August 24, 2003, Updated September 13, 2012

“Sperm washing” is a simple laboratory procedure that uses centrifugal force to separate out the different cellular components of the semen.HIV positive men are now able to father children without risking the health of their baby or their partners, doctors have announced.

A joint Israeli-European medical team called the ‘sperm-washing’ treatment a life-transforming breakthrough for men infected with the virus.

The success of the treatment has prompted American doctors to urge for FDA approval for the procedure to be administered in the U.S. According to statistics, there are thousands of couples in the U.S. in which the husband is an HIV carrier.

Haifa’s Rambam Hospital’s Immunology, Allergy and AIDS Institute said that the new technology, which was developed by the Haifa hospital in conjunction with medical centers across Europe, allows the infected semen to be “washed clean,” leaving behind only HIV-free semen.

Use of the procedure began in Europe in July last year, and in Israel at the start of
this year. Out of 53 couples who took part in a Chelsea and Westminster Hospital study in England, a third were able to conceive a child using the method.

It is believed that there are over 100 couples in Israel where the male partner carries the virus. Doctors have so far recorded two pregnancies in couples where the man is an HIV carrier. One of the women is in her first trimester, and the second is due in December.
Over 30 Israeli couples are currently undergoing treatment at Rambam, the only medical center in Israel offering the treatment.

Dr. Margalit Lorver, deputy director of the Rambam institute, who headed the project in Israel, said that while a carrier’s semen is heavily infected, the HIV virus cannot
penetrate the semen itself.

According to Lorver, semen contains seminal fluid, sperm cells and at times white blood cells, any of which could contain or transmit HIV. Semen also comes into contact with other tissue as it leaves the body, making seminal HIV transmission a very complex and poorly understood process.

Sperm washing is a procedure for separating sperm from seminal fluid. Sperm washing has been used for years in fertility clinics and sperm banks to increase the odds of fertilization by selecting the healthiest, most active sperm for artificial insemination. However, the use of sperm washing to reduce or eliminate transmission of infections like HIV to a mother or baby has only emerged over the last decade.

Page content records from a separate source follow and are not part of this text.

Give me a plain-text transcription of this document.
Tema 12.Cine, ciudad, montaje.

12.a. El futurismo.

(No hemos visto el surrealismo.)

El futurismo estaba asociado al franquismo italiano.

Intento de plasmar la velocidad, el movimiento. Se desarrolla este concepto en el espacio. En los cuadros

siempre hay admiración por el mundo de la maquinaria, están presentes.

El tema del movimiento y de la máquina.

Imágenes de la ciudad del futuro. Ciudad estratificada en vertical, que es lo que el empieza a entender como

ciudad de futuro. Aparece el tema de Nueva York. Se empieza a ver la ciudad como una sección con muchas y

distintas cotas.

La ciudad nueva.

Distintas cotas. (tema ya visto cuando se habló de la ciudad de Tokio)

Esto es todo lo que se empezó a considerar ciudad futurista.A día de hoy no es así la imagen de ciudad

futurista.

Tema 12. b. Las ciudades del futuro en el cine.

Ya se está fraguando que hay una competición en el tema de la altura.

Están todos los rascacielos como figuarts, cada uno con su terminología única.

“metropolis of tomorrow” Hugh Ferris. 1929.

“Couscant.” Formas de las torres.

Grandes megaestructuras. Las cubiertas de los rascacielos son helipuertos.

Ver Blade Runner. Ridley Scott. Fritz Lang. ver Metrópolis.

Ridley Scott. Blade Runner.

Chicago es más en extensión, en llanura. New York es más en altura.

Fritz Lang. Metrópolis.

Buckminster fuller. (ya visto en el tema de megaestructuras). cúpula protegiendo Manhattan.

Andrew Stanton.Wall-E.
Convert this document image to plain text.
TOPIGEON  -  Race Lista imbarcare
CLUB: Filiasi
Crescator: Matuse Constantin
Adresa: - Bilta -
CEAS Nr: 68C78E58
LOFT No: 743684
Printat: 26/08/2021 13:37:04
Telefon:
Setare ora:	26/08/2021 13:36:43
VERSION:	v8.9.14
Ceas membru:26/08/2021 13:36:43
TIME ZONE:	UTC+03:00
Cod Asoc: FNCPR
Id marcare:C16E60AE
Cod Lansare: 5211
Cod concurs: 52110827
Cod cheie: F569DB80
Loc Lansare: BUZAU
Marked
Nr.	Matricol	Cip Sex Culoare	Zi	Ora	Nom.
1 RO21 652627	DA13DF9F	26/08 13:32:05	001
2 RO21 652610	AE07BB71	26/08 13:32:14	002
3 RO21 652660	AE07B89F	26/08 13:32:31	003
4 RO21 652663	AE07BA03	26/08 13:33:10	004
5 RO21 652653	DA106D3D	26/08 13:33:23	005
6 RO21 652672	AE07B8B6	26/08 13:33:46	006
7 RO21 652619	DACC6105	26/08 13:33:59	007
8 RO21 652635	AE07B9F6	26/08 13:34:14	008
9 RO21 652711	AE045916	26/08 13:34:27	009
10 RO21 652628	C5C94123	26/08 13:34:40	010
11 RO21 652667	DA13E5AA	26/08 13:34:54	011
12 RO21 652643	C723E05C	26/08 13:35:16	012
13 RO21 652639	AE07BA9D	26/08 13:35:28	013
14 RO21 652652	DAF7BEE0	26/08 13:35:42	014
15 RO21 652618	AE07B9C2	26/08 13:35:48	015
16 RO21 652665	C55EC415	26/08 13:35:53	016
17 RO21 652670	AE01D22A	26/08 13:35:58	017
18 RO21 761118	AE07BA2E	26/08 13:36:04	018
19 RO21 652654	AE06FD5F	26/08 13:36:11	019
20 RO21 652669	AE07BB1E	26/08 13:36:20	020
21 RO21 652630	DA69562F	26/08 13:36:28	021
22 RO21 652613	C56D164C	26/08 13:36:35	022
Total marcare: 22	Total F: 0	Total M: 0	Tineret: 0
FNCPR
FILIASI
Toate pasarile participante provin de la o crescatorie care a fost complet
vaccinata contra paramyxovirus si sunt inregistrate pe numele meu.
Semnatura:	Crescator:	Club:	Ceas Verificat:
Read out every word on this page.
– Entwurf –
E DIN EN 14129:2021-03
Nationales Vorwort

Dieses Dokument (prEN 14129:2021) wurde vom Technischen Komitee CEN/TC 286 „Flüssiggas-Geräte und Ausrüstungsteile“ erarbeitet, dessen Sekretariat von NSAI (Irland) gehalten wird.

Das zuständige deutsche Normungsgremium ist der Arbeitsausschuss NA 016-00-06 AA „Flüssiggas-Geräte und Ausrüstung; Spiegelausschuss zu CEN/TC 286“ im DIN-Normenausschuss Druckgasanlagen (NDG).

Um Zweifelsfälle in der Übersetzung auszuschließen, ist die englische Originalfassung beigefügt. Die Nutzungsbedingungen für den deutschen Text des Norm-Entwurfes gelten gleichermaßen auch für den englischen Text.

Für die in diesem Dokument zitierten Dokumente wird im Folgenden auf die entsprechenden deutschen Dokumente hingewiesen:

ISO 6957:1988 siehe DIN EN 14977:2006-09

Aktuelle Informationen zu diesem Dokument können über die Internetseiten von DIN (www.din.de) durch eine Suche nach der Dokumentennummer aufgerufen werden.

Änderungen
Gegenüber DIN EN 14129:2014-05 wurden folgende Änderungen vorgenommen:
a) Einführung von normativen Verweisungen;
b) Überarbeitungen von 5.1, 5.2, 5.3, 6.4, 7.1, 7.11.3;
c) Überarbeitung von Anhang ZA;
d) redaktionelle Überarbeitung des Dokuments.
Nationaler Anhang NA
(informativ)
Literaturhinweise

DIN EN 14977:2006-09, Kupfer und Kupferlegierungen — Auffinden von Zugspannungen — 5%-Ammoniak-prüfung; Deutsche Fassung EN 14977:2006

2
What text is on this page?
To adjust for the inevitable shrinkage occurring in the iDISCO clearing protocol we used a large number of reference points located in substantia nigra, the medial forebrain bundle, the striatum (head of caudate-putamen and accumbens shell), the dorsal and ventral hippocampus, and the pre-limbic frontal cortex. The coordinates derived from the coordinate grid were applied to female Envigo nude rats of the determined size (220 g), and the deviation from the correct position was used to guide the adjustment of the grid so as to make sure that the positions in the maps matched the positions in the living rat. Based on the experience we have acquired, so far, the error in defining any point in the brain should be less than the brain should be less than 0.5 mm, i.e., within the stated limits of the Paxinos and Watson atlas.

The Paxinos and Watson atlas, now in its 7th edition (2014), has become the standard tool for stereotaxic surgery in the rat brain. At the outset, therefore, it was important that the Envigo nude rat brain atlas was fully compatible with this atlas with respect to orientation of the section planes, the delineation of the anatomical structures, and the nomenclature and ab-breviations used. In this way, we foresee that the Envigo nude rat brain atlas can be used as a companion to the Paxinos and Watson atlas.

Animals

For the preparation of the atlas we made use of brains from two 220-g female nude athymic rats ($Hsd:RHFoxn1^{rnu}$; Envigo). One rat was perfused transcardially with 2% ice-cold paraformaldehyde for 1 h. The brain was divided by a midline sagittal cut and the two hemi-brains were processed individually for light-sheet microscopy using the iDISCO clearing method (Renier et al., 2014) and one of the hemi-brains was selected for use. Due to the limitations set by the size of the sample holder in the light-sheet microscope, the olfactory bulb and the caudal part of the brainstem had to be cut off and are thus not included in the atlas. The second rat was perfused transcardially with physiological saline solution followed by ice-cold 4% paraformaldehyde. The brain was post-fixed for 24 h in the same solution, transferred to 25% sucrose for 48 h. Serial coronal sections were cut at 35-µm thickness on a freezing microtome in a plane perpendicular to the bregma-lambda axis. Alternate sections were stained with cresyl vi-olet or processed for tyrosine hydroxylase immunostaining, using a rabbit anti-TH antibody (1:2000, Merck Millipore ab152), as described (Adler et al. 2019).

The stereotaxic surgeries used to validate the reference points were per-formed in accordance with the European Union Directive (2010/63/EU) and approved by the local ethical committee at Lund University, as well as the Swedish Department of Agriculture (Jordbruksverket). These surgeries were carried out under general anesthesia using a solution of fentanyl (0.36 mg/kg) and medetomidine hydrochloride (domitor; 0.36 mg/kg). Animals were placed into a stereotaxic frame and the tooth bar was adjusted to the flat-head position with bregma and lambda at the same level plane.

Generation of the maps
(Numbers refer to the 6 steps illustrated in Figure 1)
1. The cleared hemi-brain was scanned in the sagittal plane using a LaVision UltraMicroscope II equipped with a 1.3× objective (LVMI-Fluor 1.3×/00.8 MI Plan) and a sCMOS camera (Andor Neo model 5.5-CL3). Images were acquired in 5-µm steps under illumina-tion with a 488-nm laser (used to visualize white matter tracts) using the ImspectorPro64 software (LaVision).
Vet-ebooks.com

“Sperm washing” is a simple laboratory procedure that uses centrifugal force to separate out the different cellular components of the semen.
The semen is put into a test tube and spun in a centrifuge to separate the cells. The non-sperm part is removed and the isolated sperm are covered with a new solution.

The healthiest of the motile sperm will swim up to the top of the solution where they are harvested and tested for HIV. The final sample of sperm is free of the fluid and non-sperm cells which can carry the virus. This is then inseminated into the female partner at her most fertile time of the month. This is done either through in vitro fertilization in a laboratory culture dish, or directly injected into a woman’s uterus (intrauterine inseminations).

According to Lorver, the procedure means that such couples do not to have to rely on
anonymous sperm donors as they used to do in the past.

Dr Carol Gilling-Smith, a British gynaecologist who is leading the research team in England recently called for the British Government’s support of the procedure, which she believes will reduce the number of cases of HIV transmission through unprotected sex. She explained that her next step was to make the process more widely available, but one cycle of sperm-washing currently costs $600.

She told the BBC: “Nothing is 100% safe in life. What we try to do is reduce that risk. Until this was available, couples had no option but to risk unprotected sex, or to resort to donor sperm – or to live a life without children.”

One woman who has managed to have a baby with her HIV-positive partner told the BBC how it had transformed her life.

She said: “I had expected to be a widow in my late 20s. “Now I have a happy, long-lasting marriage, and the extra joy of a child. “It helps my husband fight to live longer and stay healthier as well.”

Lorver told ISRAEL21c that the treatment has raised the interest of doctors in the United States, and one in particular, Dr. Deborah Anderson of Brigham and Womens Hospital in Boston, is involved with attempting to attain FDA approval.

In the United States it is illegal to transfer HIV-infected blood or tissue from one person to another, and in this case, the law is interpreted to include methods that assist in reproduction. Infertility clinics in the U.S. are prohibited from using semen from HIV-positive men to impregnate women.

Anderson told a U.S. news show that the U.S. is slower to adopt the procedure because of warnings from the Center for Disease Control and Prevention, but she’s optimistic about the future. “I tell them that the tide is turning here in North America,” she said.

Anderson obtained her doctorate degree in immunology from the Graduate School of Biomedical Sciences at the University of Texas Health Science Center at Houston. She has conducted extensive research on improving sperm washing techniques and has found it to be a highly efficient method for removing HIV contamination.

“I don’t think you can give 100-percent guarantees,” Anderson told Minnesota Public Radio. “But what you can offer is numbers that say that by doing a sperm wash the couple is much better off, much safer, than trying to conceive on their own.”